The decision (.pdf) by the 3rd US Circuit Court of Appeals, however, was not an outright Obama administration victory. Lower courts, the three-judge panel wrote, could demand the government show probable cause - the warrant standard - before requiring carriers to release such data to the feds.
The opinion, however, leaves the privacy issue in a legal limbo of sorts. The standard by which the government can access such records - which can be used in criminal prosecutions - is left to the whims of district court judges. Historical cell-site location information, which carriers usually retain for about 18 months, identifies the cell tower to which the customer was connected at the beginning of a call and at the end of the call.
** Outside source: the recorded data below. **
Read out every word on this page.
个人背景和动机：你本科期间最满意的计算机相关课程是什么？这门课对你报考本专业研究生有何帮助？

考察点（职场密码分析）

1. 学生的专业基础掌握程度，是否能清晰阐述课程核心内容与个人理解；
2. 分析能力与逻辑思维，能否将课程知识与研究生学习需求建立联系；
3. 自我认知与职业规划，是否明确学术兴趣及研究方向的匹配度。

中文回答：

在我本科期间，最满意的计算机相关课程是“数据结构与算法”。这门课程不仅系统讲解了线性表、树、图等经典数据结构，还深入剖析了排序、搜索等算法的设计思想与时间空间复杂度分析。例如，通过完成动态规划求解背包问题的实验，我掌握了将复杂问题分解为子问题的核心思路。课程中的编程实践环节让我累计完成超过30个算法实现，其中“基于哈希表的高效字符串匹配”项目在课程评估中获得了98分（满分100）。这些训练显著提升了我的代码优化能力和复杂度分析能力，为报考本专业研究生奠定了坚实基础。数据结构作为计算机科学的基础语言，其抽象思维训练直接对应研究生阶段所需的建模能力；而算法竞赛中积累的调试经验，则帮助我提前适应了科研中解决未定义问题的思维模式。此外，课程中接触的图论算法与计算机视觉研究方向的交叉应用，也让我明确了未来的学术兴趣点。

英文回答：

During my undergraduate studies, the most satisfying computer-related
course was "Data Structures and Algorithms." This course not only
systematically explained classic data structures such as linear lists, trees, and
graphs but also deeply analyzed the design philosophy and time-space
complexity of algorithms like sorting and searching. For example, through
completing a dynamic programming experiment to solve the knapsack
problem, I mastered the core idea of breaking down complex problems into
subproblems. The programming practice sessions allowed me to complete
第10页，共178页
The lower courts across the country have issued conflicting rulings on the topic and will continue to do so without appellate guidance or congressional action. The Philadelphia-based court was the first appeals court to address the issue.
The Obama administration argued a judge could force a carrier to produce cell-site data on a showing that the information was "relevant and material" to an investigation.
But the appeals court, ruling in a narcotics case, said the Stored Communications Act, the law in question, was vague as to what standard was required.
Kevin Bankston, a privacy lawyer with the Electronic Frontier Foundation, which weighed in on the case with a friend-of-the-court brief, said the decision highlights Congress' need to clarify the law.
"What we need at this point is a clear, nationwide standard when it comes to government access to this personal information," he said.
At one point, the appeals court said the law gave judges "the option" to require a warrant showing probable cause. But the court also said it was "stymied by the failure of Congress to make its intention clear".
"The considerations for and against such a requirement would be for Congress to balance," the appeals court wrote. "A court is not the appropriate forum for such balancing, and we decline to take a step as to which Congress is silent."